4) Make sure that your knees are still bent and that your arms are in the right place. This is key to step four, which is hip motion. When you step with your right foot, your weight naturally shifts to the left leg. This forces your hip to push left. As your weight is transferred to the right leg, your hips will follow it and end up poking out on the right. The more you bend your knees, the more exaggerated the movement becomes. Ensure that you are confident with the step pattern before you begin focusing on hips. Also, don’t overdo the hips because then you might end up looking fake and all the islanders will call you a haole.

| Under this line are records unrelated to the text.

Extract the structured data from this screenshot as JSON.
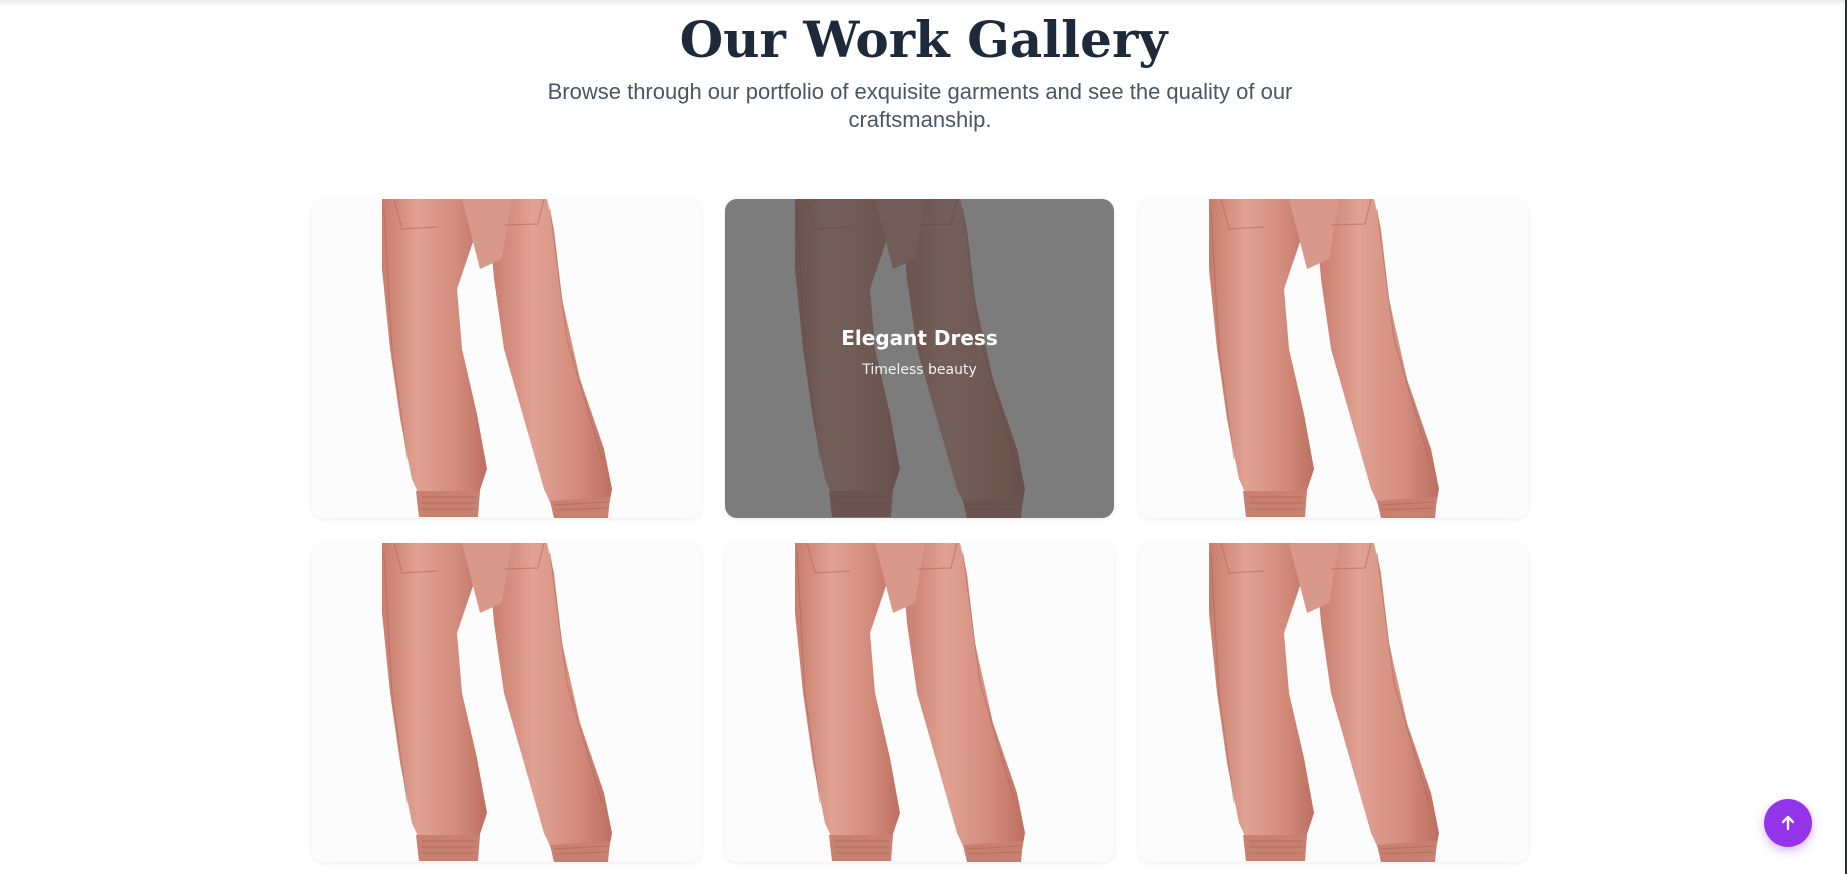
{
  "gallery": {
    "title": "Our Work Gallery",
    "subtitle": "Browse through our portfolio of exquisite garments and see the quality of our craftsmanship.",
    "items": [
      {
        "image": "pink-jogger-pants",
        "title": "",
        "caption": ""
      },
      {
        "image": "pink-jogger-pants",
        "title": "Elegant Dress",
        "caption": "Timeless beauty",
        "hovered": true
      },
      {
        "image": "pink-jogger-pants",
        "title": "",
        "caption": ""
      },
      {
        "image": "pink-jogger-pants",
        "title": "",
        "caption": ""
      },
      {
        "image": "pink-jogger-pants",
        "title": "",
        "caption": ""
      },
      {
        "image": "pink-jogger-pants",
        "title": "",
        "caption": ""
      }
    ]
  },
  "scroll_top_button": {
    "icon": "arrow-up-icon"
  },
  "colors": {
    "heading": "#1e2a3a",
    "subtitle": "#4b5563",
    "accent": "#9333ea",
    "garment": "#d99282"
  }
}
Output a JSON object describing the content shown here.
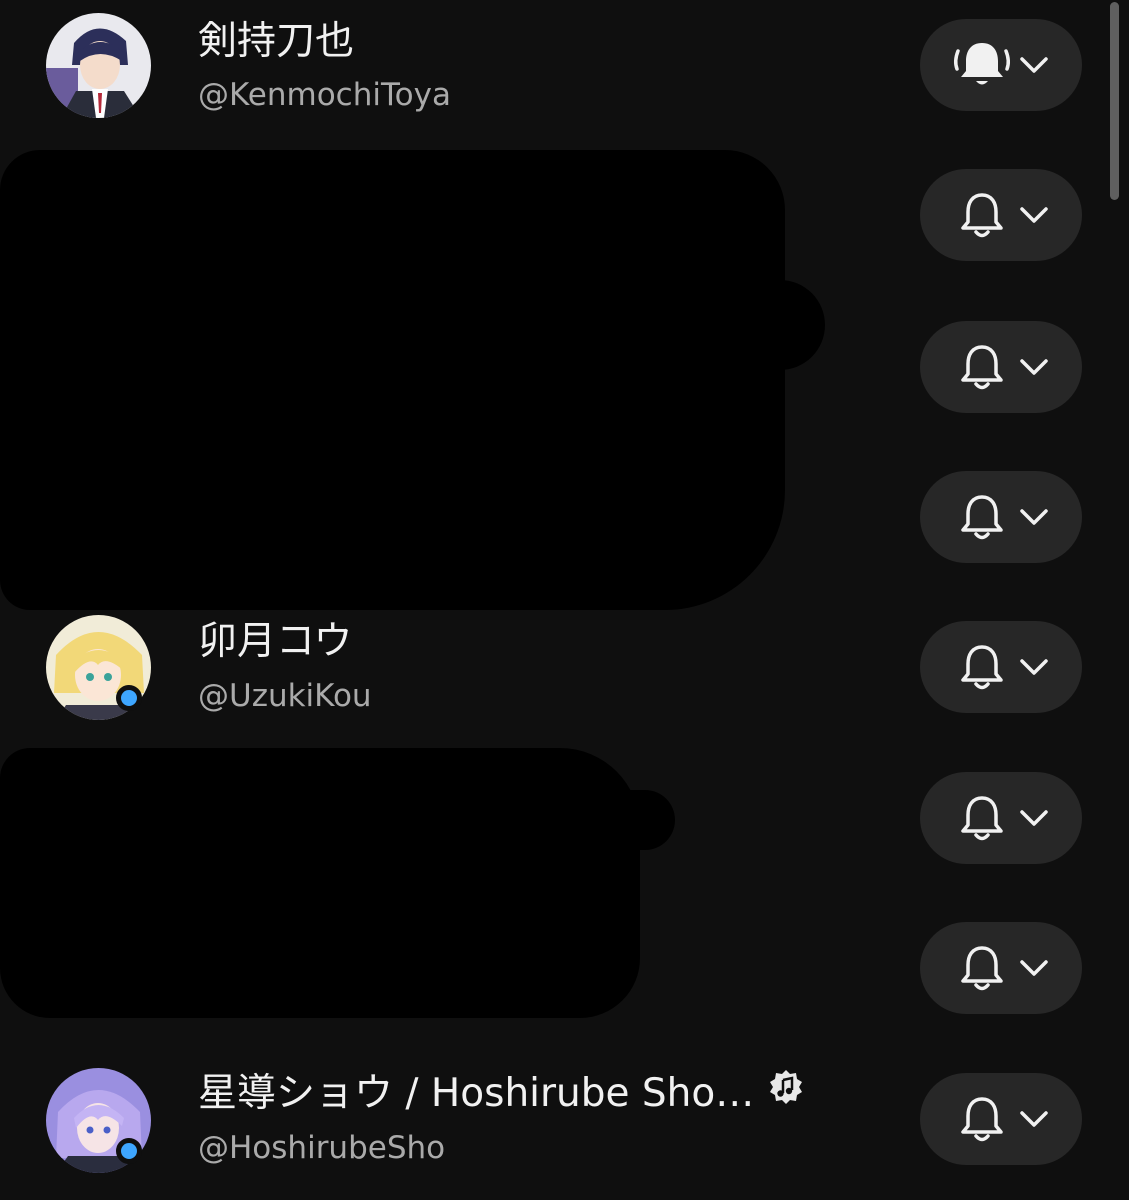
{
  "channels": [
    {
      "name": "剣持刀也",
      "handle": "@KenmochiToya",
      "notification": "all",
      "live": false,
      "verified": false
    },
    {
      "name": "",
      "handle": "",
      "notification": "personalized",
      "redacted": true
    },
    {
      "name": "",
      "handle": "",
      "notification": "personalized",
      "redacted": true
    },
    {
      "name": "",
      "handle": "",
      "notification": "personalized",
      "redacted": true
    },
    {
      "name": "卯月コウ",
      "handle": "@UzukiKou",
      "notification": "personalized",
      "live": true,
      "verified": false
    },
    {
      "name": "",
      "handle": "",
      "notification": "personalized",
      "redacted": true
    },
    {
      "name": "",
      "handle": "",
      "notification": "personalized",
      "redacted": true
    },
    {
      "name": "星導ショウ / Hoshirube Sho…",
      "handle": "@HoshirubeSho",
      "notification": "personalized",
      "live": true,
      "verified": true,
      "verified_icon": "music-note-badge-icon"
    }
  ],
  "icons": {
    "bell_all": "bell-ringing-icon",
    "bell": "bell-icon",
    "chevron": "chevron-down-icon"
  },
  "colors": {
    "background": "#0f0f0f",
    "button": "#272727",
    "live": "#3ea6ff",
    "text_primary": "#f1f1f1",
    "text_secondary": "#aaaaaa"
  }
}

5) Smile! If you ever find yourself completely lost on stage, be sure to smile (and bend your knees). When people watch hula dancing, they expect to see a happy and cheerful girl. Be her! Unless you’re a guy, in which case you need to be reading the article about “how-to-do-the-haka” or “how-to-eat-as-much-food-as-you-want-without-getting-full.” Regardless, be sure to smile. (Cue segue for next life lesson.) You should always smile all the time anyway, no matter how you’re feeling. Your attitude could potentially brighten someone else’s day. That truly is the spirit of aloha, choosing to be happy and spreading that joy.
6) Now that you know how to do the basic step of hula, it’s time to look the part. Hula dancers traditionally have thick, long, and dark hair. If your hair isn’t styled that way, it’s time to grow it out. Puritans had it right when they said that hair is a form of womanly vanity. Once your hair is long and luscious, clip a flower into it; put it behind your right ear if you’re single, and left if you’re taken. Or you can lie about your status in order to pick up cute Hawaiian boys. For your outfit, pa’u skirts are traditionally worn. They are scrunched on the top and then bell out at the bottom so as to emphasize hip movement. A pa’u top is cute similarly to a tube top. (It does show off your shoulders; however, they are worn at the LDS Polynesian Cultural Center, meaning that it’s kosher for Mormons to wear pa’u tops.) Jewelry can supplement the outfit and make you look more professional. A lei of kukui nuts would look really nice along with a few anklets and bracelets. For a more traditional style of dance, a leaf headdress would be great.
Above all, hula dancing should be fun. Now that you know the basic step of hula, practice it, perform it, and master it. (Then look for the “how-to-do-other-hula-steps-besides-kaholo” article.) Life is about trying new things, finding what you love, and sticking with it.